Wednesday, 29 October 2014


Sorry for the hiatus in posts - but the end is in sight, thanks to a potentially expensive afternoon spent in the Apple store in Exeter yesterday and I am hoping to have computer functionality by the end of this week, with a backlog of stuff to post!

Meanwhile, I just wanted to share with you 2 emails which came in last week, both from overseas blog readers and both interesting for very different reasons. This is the first:

" I am trying to find some one to help me figure out the best way to trim my mare. Am losing confidence in the people I have access to ...I'm tired of seeing my poor mare being so sore after trims or farriers doing what they think are best for her which end's up not being best for her. 

No one seems to want to listen to me."

The second is from a vet who has become interested in taking horses barefoot as a rehabilitation tool.

"I have been doing a lot of research on hooves and trimming in the past few years and have taken quite a few horses barefoot actually with very good results. The one horse who brought me back to your work, after being obsessed with DOING something (i.e. trimming) is one of my own horses. 

This horse had numerous [body] issues and rock hard but very ouchy feet. I was obsessed with trimming then especially as I had the feeling that as soon as I left them alone they got out of shape.

I have started her ( and my other horses) on a no trimming, miles only regime since october 1st, letting her choose her own hoof balance- which is making me incredibly excited and nervous at the same time..... Not only for the feet of course, but also for the rest of the body's health and soundness!"

And the final thought to throw into the mix comes from a veterinary research paper which looked at the structure of the human nail as a way of finding a better understanding of hoof problems in horses and other animals:

"The daily trimming of fingernails and toenails to make them more aesthetically pleasing could be detrimental and potentially lead to serious nail conditions. The research, carried out by experts in the School of Veterinary Medicine and Science at The University of Nottingham, will also improve our understanding of disease in the hooves of farm animals and horses.

Dr Cyril Rauch, a physicist and applied mathematician, together with his PhD Student Mohammed Cherkaoui-Rbati, devised equations to identify the physical laws that govern nail growth, and used them to throw light on the causes of some of the most common nail problems, such as ingrown toe nails, spoon-shaped nails and pincer nails.

According to their research, ‘Physics of nail conditions: Why do ingrown nails always happen in the big toes?’ published today, 17 October 2014, in the journal Physical Biology, regular poor trimming can tip the fine balance of nails, causing residual stress to occur across the entire nail. This residual stress can promote a change in shape or curvature of the nail over time which, in turn, can lead to serious nail conditions.

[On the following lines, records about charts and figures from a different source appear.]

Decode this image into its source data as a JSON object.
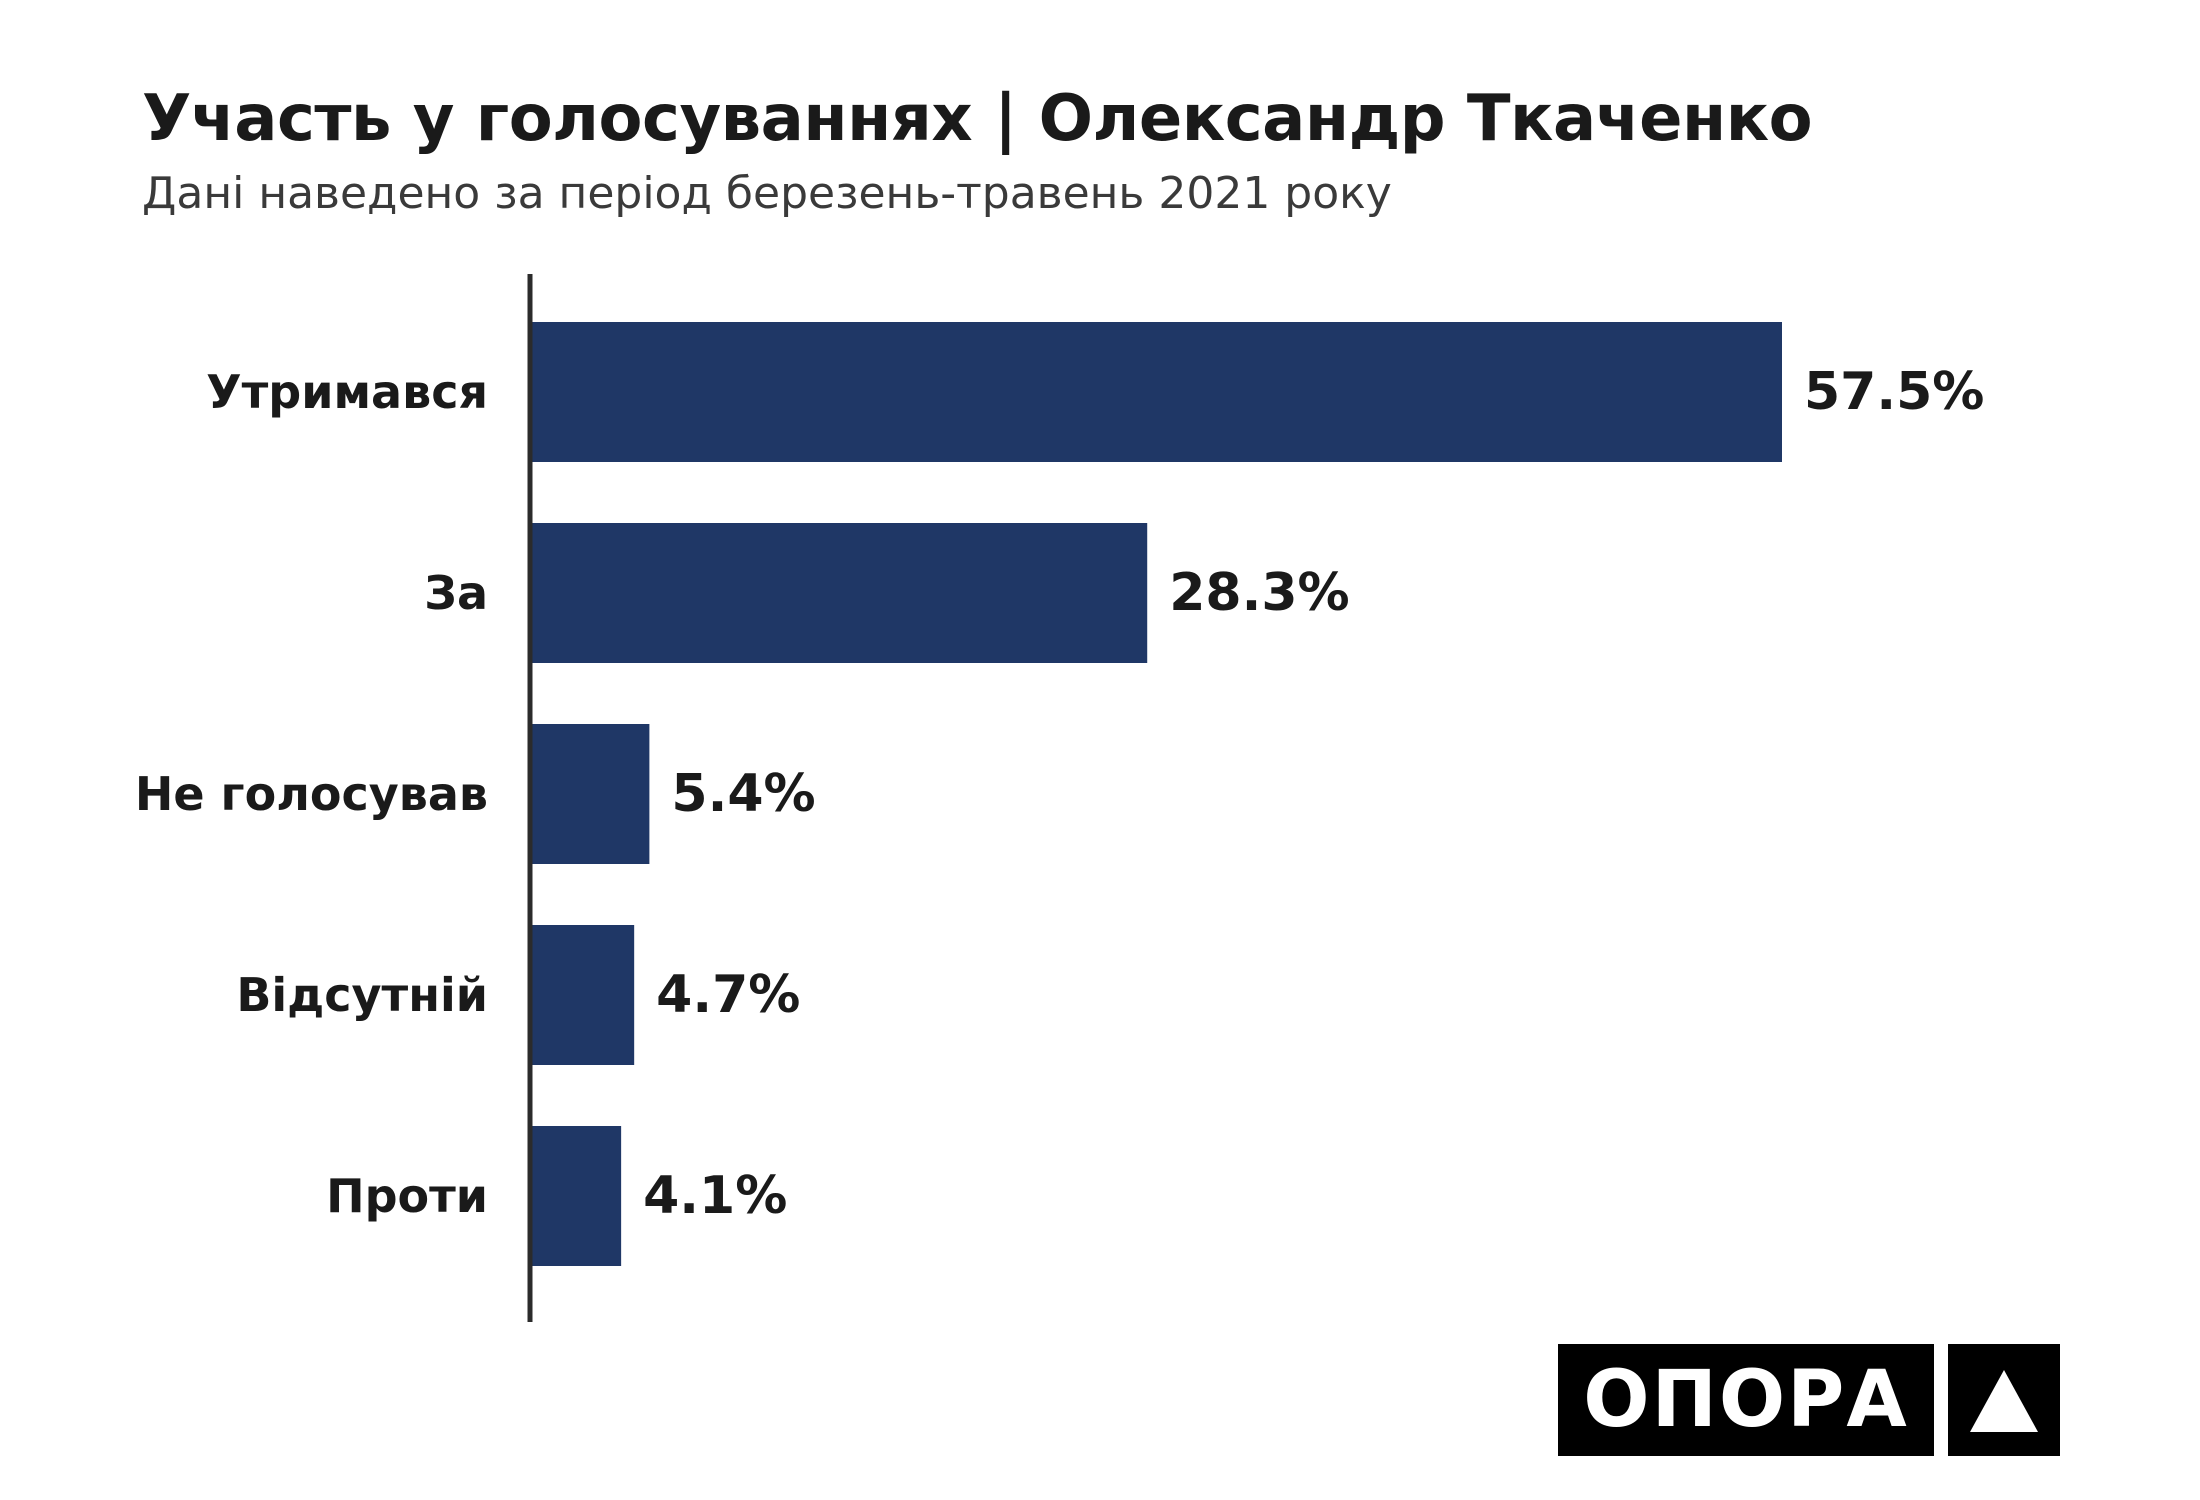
{
  "chart_data": {
    "type": "bar",
    "orientation": "horizontal",
    "title": "Участь у голосуваннях | Олександр Ткаченко",
    "subtitle": "Дані наведено за період березень-травень 2021 року",
    "categories": [
      "Утримався",
      "За",
      "Не голосував",
      "Відсутній",
      "Проти"
    ],
    "values": [
      57.5,
      28.3,
      5.4,
      4.7,
      4.1
    ],
    "value_labels": [
      "57.5%",
      "28.3%",
      "5.4%",
      "4.7%",
      "4.1%"
    ],
    "unit": "%",
    "xlim": [
      0,
      57.5
    ],
    "grid": false,
    "legend": "none",
    "bar_color": "#1f3766"
  },
  "branding": {
    "logo_text": "ОПОРА",
    "logo_icon": "triangle-icon"
  },
  "colors": {
    "bar": "#1f3766",
    "axis": "#2b2b2b",
    "text": "#1a1a1a",
    "logo_bg": "#000000",
    "logo_fg": "#ffffff"
  }
}
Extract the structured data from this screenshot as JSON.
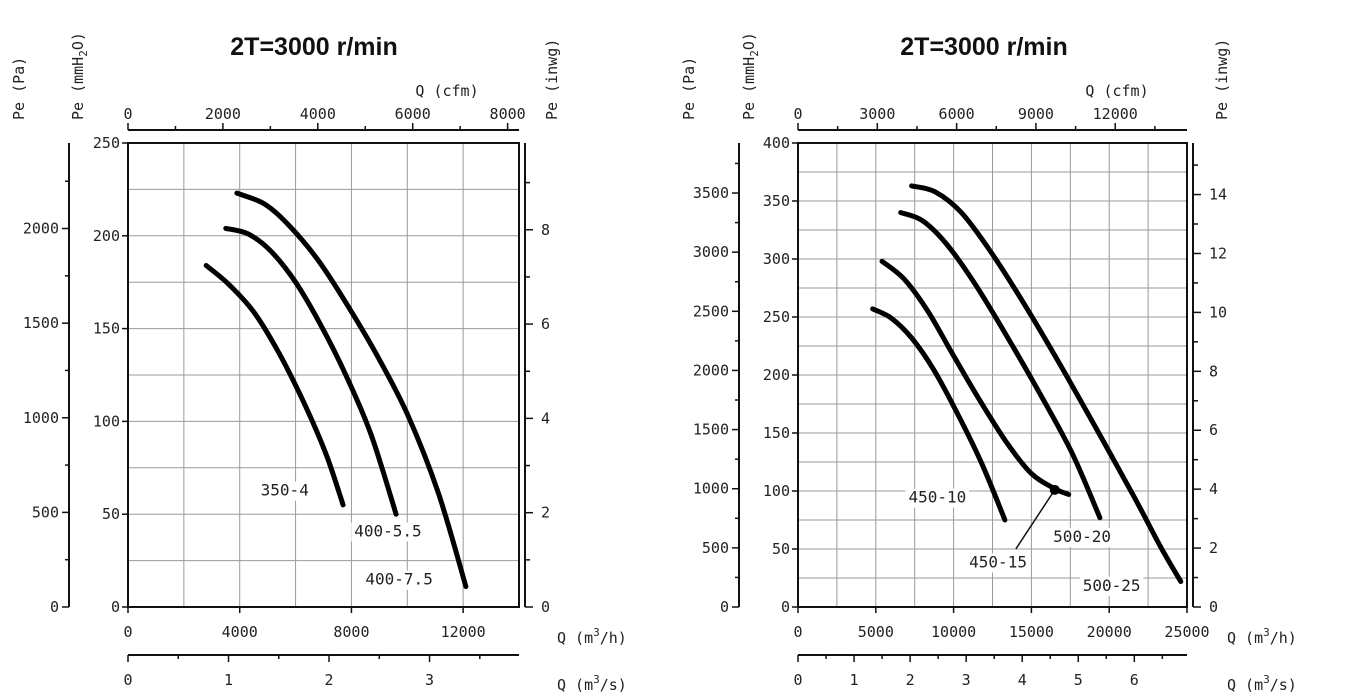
{
  "chart_data": [
    {
      "type": "line",
      "title": "2T=3000 r/min",
      "x": {
        "label": "Q (m3/h)",
        "range": [
          0,
          14000
        ],
        "ticks": [
          0,
          4000,
          8000,
          12000
        ],
        "minor_step": 2000
      },
      "x2_top": {
        "label": "Q (cfm)",
        "range": [
          0,
          8240
        ],
        "ticks": [
          0,
          2000,
          4000,
          6000,
          8000
        ],
        "minor_step": 1000
      },
      "x3_bottom": {
        "label": "Q (m3/s)",
        "range": [
          0,
          3.89
        ],
        "ticks": [
          0,
          1,
          2,
          3
        ],
        "minor_step": 0.5
      },
      "y": {
        "label": "Pe (mmH2O)",
        "range": [
          0,
          250
        ],
        "ticks": [
          0,
          50,
          100,
          150,
          200,
          250
        ],
        "grid_step": 25
      },
      "y_left_outer": {
        "label": "Pe (Pa)",
        "range": [
          0,
          2452
        ],
        "ticks": [
          0,
          500,
          1000,
          1500,
          2000
        ],
        "minor_step": 250
      },
      "y_right": {
        "label": "Pe (inwg)",
        "range": [
          0,
          9.84
        ],
        "ticks": [
          0,
          2,
          4,
          6,
          8
        ],
        "minor_step": 1
      },
      "grid": true,
      "series": [
        {
          "name": "350-4",
          "points": [
            [
              2800,
              184
            ],
            [
              3600,
              174
            ],
            [
              4500,
              159
            ],
            [
              5400,
              137
            ],
            [
              6300,
              110
            ],
            [
              7100,
              82
            ],
            [
              7700,
              55
            ]
          ],
          "label_at": [
            4750,
            60
          ]
        },
        {
          "name": "400-5.5",
          "points": [
            [
              3500,
              204
            ],
            [
              4300,
              201
            ],
            [
              5100,
              192
            ],
            [
              6000,
              175
            ],
            [
              6900,
              152
            ],
            [
              7800,
              125
            ],
            [
              8700,
              93
            ],
            [
              9600,
              50
            ]
          ],
          "label_at": [
            8100,
            38
          ]
        },
        {
          "name": "400-7.5",
          "points": [
            [
              3900,
              223
            ],
            [
              4900,
              217
            ],
            [
              5800,
              205
            ],
            [
              6800,
              187
            ],
            [
              7800,
              164
            ],
            [
              8900,
              136
            ],
            [
              10000,
              104
            ],
            [
              11100,
              62
            ],
            [
              12100,
              11
            ]
          ],
          "label_at": [
            8500,
            12
          ]
        }
      ]
    },
    {
      "type": "line",
      "title": "2T=3000 r/min",
      "x": {
        "label": "Q (m3/h)",
        "range": [
          0,
          25000
        ],
        "ticks": [
          0,
          5000,
          10000,
          15000,
          20000,
          25000
        ],
        "minor_step": 2500
      },
      "x2_top": {
        "label": "Q (cfm)",
        "range": [
          0,
          14715
        ],
        "ticks": [
          0,
          3000,
          6000,
          9000,
          12000
        ],
        "minor_step": 1500
      },
      "x3_bottom": {
        "label": "Q (m3/s)",
        "range": [
          0,
          6.94
        ],
        "ticks": [
          0,
          1,
          2,
          3,
          4,
          5,
          6
        ],
        "minor_step": 0.5
      },
      "y": {
        "label": "Pe (mmH2O)",
        "range": [
          0,
          400
        ],
        "ticks": [
          0,
          50,
          100,
          150,
          200,
          250,
          300,
          350,
          400
        ],
        "grid_step": 25
      },
      "y_left_outer": {
        "label": "Pe (Pa)",
        "range": [
          0,
          3923
        ],
        "ticks": [
          0,
          500,
          1000,
          1500,
          2000,
          2500,
          3000,
          3500
        ],
        "minor_step": 250
      },
      "y_right": {
        "label": "Pe (inwg)",
        "range": [
          0,
          15.75
        ],
        "ticks": [
          0,
          2,
          4,
          6,
          8,
          10,
          12,
          14
        ],
        "minor_step": 1
      },
      "grid": true,
      "series": [
        {
          "name": "450-10",
          "points": [
            [
              4800,
              257
            ],
            [
              6000,
              249
            ],
            [
              7300,
              232
            ],
            [
              8700,
              205
            ],
            [
              10200,
              168
            ],
            [
              11800,
              124
            ],
            [
              13300,
              75
            ]
          ],
          "label_at": [
            7100,
            90
          ]
        },
        {
          "name": "450-15",
          "points": [
            [
              5400,
              298
            ],
            [
              6800,
              283
            ],
            [
              8300,
              256
            ],
            [
              9900,
              219
            ],
            [
              11600,
              180
            ],
            [
              13400,
              142
            ],
            [
              15000,
              115
            ],
            [
              16500,
              102
            ],
            [
              17400,
              97
            ]
          ],
          "label_at": [
            11000,
            34
          ],
          "marker": [
            16500,
            101
          ],
          "leader_to": [
            14000,
            50
          ]
        },
        {
          "name": "500-20",
          "points": [
            [
              6600,
              340
            ],
            [
              8000,
              333
            ],
            [
              9600,
              312
            ],
            [
              11400,
              278
            ],
            [
              13400,
              234
            ],
            [
              15500,
              185
            ],
            [
              17600,
              133
            ],
            [
              19400,
              77
            ]
          ],
          "label_at": [
            16400,
            56
          ]
        },
        {
          "name": "500-25",
          "points": [
            [
              7300,
              363
            ],
            [
              8800,
              358
            ],
            [
              10500,
              340
            ],
            [
              12400,
              306
            ],
            [
              14500,
              262
            ],
            [
              16800,
              210
            ],
            [
              19200,
              153
            ],
            [
              21600,
              95
            ],
            [
              23300,
              52
            ],
            [
              24600,
              22
            ]
          ],
          "label_at": [
            18300,
            14
          ]
        }
      ]
    }
  ]
}
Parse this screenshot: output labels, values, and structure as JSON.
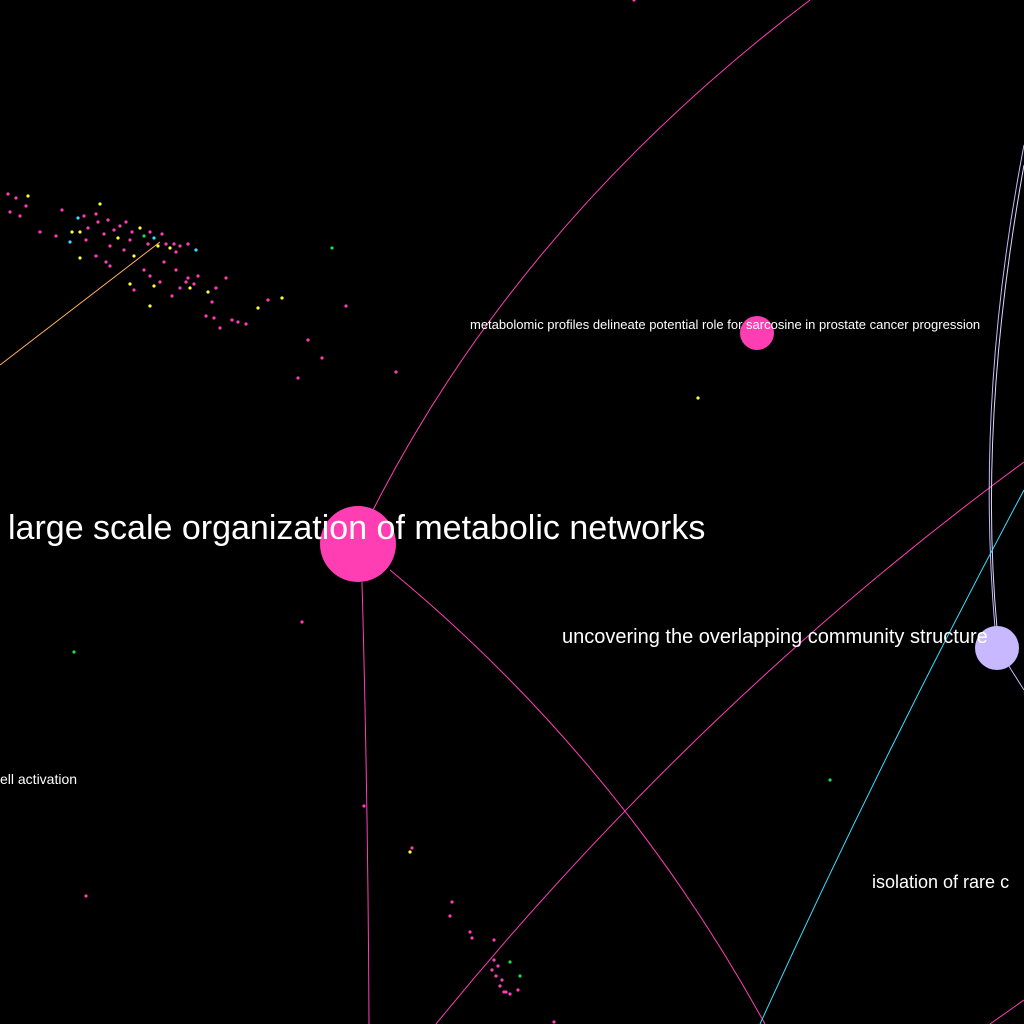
{
  "graph": {
    "background": "#000000",
    "labels": {
      "large_scale": "large scale organization of metabolic networks",
      "metabolomic": "metabolomic profiles delineate potential role for sarcosine in prostate cancer progression",
      "uncovering": "uncovering the overlapping community structure",
      "isolation": "isolation of rare c",
      "cell_activation": "ell activation"
    },
    "colors": {
      "pink": "#ff3eb4",
      "lavender": "#c8b8ff",
      "yellow": "#ffff33",
      "cyan": "#33e0ff",
      "green": "#22dd44",
      "orange": "#ffb060"
    }
  }
}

Dr Rauch also said: “Similar equations can be determined for conditions of the hoof and claw and applied to farm animals such as sheep, cattle, or horses and ponies.

It started with ingrowing toe nails.

In their study the researchers focused specifically on ingrown toe nails which, though recognised for a long time, still lack a satisfactory treatment as the causes remain largely unknown. When devising their equations, the researchers accounted for the strong adhesion of nails to their bed through tiny, microscopic structures, which allow the nail to slide forwards and grow in a “ratchet-like” fashion by continuously binding and unbinding to the nail. By also taking into account the mechanical stresses and energies associated with the nail, the researchers came up with an overall nail shape equation.

The equation showed that when the balance between the growth stress and adhesive stress is broken — if a nail grows too quickly or slowly, or the number of adhesive structures changes — a residual stress across the entire nail can occur, causing it to change shape over time.

The results showed that residual stress can occur in any fingernail or toenail; however, the stress is greater for nails that are larger in size and have a flatter edge, which explains why ingrown toe nails predominantly occur in the big toe.

Although a residual stress can be brought about by age or a change in metabolic activity — ingrown toenails are often diagnosed in children/young adults and pregnant women — the equations also revealed that bad trimming of the nails can amplify the residual stress.”

Research on toenails but serious food for thought - or it should be - for anyone who trims hooves.

Many thanks to Freya Brookes for sending me this info!